Capture execution observations and adapter coverage
This how-to shows how to collect runtime evidence for a Session operation and how to ask the selected adapter whether it covers plan-inferred or caller-provided requirements.
Use the observed Session methods when you need an auditable execution attempt record. Use check_coverage(...) when a tool, policy, or review step already knows which adapter capability needs to be checked.
Collect with an observation
Use collect_observed(...) when you need materialized data and execution evidence from the same attempt.
from pub::incql import ExecutionObservationStatus, LazyFrame, Session
from models import Order
session = Session.default()
orders: LazyFrame[Order] = session.read_csv("orders", "orders.csv")?
observed = session.collect_observed(orders)
match observed.data:
Some(df) =>
println(df.preview_text())
println(f"rows={df.row_count()}")
None =>
println(observed.observation.diagnostics[0].message)
assert observed.observation.status == ExecutionObservationStatus.Success
The observed result always includes observation. On success, data contains the materialized DataFrame[T]. On failure, data is None and error contains the SessionError.
Validate execution without materializing
Use execute_observed(...) when you want the same execution checkpoint as execute(...) but still need an observation record.

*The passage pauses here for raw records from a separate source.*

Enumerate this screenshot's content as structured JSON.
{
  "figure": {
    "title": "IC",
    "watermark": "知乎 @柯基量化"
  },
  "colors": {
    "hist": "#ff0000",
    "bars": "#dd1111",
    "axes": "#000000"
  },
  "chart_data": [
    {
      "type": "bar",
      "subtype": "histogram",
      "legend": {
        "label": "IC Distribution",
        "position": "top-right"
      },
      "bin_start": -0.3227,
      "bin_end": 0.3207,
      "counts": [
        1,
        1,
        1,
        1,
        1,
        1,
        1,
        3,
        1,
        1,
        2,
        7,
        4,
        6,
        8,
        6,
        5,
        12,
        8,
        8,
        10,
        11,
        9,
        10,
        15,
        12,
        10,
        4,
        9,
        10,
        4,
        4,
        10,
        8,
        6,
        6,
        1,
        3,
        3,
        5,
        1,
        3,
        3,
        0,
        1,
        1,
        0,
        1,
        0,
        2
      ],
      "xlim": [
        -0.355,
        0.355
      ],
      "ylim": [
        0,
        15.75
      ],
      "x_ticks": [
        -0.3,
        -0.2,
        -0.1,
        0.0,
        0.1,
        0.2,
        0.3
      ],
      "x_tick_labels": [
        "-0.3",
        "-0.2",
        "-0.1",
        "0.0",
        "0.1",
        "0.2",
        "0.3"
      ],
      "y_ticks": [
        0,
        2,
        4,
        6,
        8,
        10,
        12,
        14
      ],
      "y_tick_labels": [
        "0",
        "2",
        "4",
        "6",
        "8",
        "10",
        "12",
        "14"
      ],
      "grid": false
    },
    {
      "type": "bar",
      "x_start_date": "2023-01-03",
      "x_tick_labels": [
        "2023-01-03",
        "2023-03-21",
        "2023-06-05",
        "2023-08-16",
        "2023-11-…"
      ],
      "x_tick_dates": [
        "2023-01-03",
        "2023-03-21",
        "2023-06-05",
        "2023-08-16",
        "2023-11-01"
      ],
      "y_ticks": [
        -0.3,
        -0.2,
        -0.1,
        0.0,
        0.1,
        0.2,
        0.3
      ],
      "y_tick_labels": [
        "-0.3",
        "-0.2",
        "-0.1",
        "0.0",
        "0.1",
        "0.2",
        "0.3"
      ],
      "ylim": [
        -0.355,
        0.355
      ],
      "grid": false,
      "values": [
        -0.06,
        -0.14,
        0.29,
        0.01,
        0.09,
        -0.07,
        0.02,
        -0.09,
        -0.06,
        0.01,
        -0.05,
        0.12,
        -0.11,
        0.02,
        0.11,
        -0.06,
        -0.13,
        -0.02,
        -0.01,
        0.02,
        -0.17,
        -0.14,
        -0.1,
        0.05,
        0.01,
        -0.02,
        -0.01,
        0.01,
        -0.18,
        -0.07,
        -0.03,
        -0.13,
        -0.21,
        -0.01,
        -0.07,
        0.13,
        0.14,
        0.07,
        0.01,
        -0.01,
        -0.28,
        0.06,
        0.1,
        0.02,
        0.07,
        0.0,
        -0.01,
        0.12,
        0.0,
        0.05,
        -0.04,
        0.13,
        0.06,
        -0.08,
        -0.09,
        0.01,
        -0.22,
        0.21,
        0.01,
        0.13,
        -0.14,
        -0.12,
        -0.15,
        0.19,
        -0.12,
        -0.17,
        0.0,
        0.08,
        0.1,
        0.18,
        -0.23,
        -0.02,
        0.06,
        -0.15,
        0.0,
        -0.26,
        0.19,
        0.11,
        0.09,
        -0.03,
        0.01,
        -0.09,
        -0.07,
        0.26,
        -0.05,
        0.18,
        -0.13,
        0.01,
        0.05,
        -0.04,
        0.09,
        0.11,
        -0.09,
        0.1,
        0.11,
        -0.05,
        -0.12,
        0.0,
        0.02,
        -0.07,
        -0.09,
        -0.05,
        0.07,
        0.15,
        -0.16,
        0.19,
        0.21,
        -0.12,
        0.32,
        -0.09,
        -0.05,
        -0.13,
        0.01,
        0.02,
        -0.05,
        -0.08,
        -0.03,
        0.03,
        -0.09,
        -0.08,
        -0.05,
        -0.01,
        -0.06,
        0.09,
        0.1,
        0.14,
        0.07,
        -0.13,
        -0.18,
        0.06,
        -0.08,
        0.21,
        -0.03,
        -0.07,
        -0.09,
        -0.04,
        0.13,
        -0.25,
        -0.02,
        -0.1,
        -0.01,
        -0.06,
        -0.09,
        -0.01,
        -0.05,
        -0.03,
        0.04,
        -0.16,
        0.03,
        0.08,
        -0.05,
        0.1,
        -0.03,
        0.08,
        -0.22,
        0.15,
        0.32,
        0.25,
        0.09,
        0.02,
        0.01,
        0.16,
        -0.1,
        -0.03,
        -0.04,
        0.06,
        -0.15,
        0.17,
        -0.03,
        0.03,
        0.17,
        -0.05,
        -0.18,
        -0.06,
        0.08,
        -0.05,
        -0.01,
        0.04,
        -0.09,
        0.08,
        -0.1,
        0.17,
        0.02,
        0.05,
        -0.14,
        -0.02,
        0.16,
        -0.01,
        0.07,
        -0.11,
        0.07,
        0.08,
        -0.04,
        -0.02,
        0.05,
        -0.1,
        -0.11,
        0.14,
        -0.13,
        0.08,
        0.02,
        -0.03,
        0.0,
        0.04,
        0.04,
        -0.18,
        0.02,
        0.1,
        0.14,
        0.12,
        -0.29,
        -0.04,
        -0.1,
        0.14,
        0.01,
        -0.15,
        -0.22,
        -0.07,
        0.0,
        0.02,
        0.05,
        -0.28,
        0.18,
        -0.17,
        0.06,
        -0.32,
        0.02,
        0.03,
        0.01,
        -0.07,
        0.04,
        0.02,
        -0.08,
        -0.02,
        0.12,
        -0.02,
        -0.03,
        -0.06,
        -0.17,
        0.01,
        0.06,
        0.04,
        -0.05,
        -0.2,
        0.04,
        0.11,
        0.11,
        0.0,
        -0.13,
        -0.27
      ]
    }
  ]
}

observed = session.execute_observed(orders)
match observed.error:
Some(err) => println(err.error_message())
None => println(observed.observation.observation_id)

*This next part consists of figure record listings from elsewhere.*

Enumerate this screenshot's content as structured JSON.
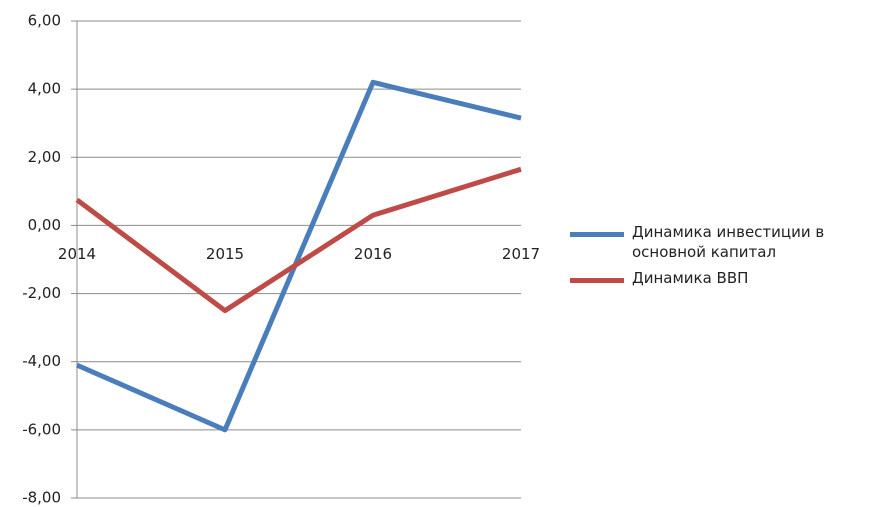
{
  "chart_data": {
    "type": "line",
    "categories": [
      "2014",
      "2015",
      "2016",
      "2017"
    ],
    "series": [
      {
        "name": "Динамика инвестиции в основной капитал",
        "color": "#4a7ebb",
        "values": [
          -4.1,
          -6.0,
          4.2,
          3.15
        ]
      },
      {
        "name": "Динамика ВВП",
        "color": "#be4b48",
        "values": [
          0.75,
          -2.5,
          0.3,
          1.65
        ]
      }
    ],
    "ylim": [
      -8,
      6
    ],
    "yticks": [
      {
        "value": -8,
        "label": "-8,00"
      },
      {
        "value": -6,
        "label": "-6,00"
      },
      {
        "value": -4,
        "label": "-4,00"
      },
      {
        "value": -2,
        "label": "-2,00"
      },
      {
        "value": 0,
        "label": "0,00"
      },
      {
        "value": 2,
        "label": "2,00"
      },
      {
        "value": 4,
        "label": "4,00"
      },
      {
        "value": 6,
        "label": "6,00"
      }
    ],
    "grid": true,
    "legend": "right"
  }
}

execute_observed(...) returns the deferred LazyFrame[T] on success. It does not invent a row count because it does not materialize local rows.
Write with an observation
Use write_observed(...) when the write itself is the operation you want to audit.
from pub::incql import csv_sink
write_attempt = session.write_observed(orders, csv_sink("target/orders.csv"))
match write_attempt.error:
Some(err) => println(err.error_message())
None => println(write_attempt.observation.observation_id)
The write result has no data field. The output artifact is the sink side effect; the returned value carries the observation and optional error.
Check inferred adapter requirements
Use check_plan_coverage(...) when you want IncQL to inspect a lazy plan and evaluate the adapter requirements that are visible in that plan evidence.
from pub::incql import AdapterCoverageState
from pub::incql.functions import col, desc, eq
review = orders
.filter(eq(col("status"), "paid"))
.order_by([desc(col("amount"))])
coverage = session.check_plan_coverage(review)
for record in coverage:
match record.state:
AdapterCoverageState.Covered => pass
AdapterCoverageState.PartiallyCovered => println(record.diagnostics[0].message)
AdapterCoverageState.Uncovered => println(record.diagnostics[0].message)
AdapterCoverageState.Unknown => println(record.diagnostics[0].message)
Check explicit adapter requirements
Use check_coverage(...) when the requirement comes from a policy, workflow, or review step rather than directly from the inspected plan shape. Build the requirements that matter, then ask the selected adapter for coverage records.
from pub::incql import (
AdapterCoverageState,
AdapterRequirement,
AdapterRequirementCapability,
AdapterRequirementGuarantee,
)
observed = session.collect_observed(orders)
requirement = AdapterRequirement(
requirement_id="orders-row-filter",
target=observed.observation.plan_target,
capability=AdapterRequirementCapability.RowFilter,
guarantee=AdapterRequirementGuarantee.Required,
reason="filtered order review requires adapter-side row filtering",
evidence_refs=[],
)
coverage = session.check_coverage([requirement])
match coverage[0].state:
AdapterCoverageState.Covered => println("covered")
AdapterCoverageState.PartiallyCovered => println(coverage[0].diagnostics[0].message)
AdapterCoverageState.Uncovered => println(coverage[0].diagnostics[0].message)
AdapterCoverageState.Unknown => println(coverage[0].diagnostics[0].message)
Treat Unknown as non-enforcing. It means IncQL has not classified that adapter capability; it does not mean the adapter has proven support.
Choose the right observed method
- Use
execute_observed(...)for a validation/checkpoint boundary without local materialization. - Use
collect_observed(...)when a localDataFrame[T]and row count are part of the evidence you need. - Use
write_observed(...)when the sink write is the operation being audited. - Use
check_plan_coverage(...)orcheck_inspection_coverage(...)for adapter requirements inferred from local plan evidence. - Use
check_coverage(...)for explicit adapter requirements that come from policy or workflow context outside the plan.
For the complete field and enum reference, see Execution context (Reference).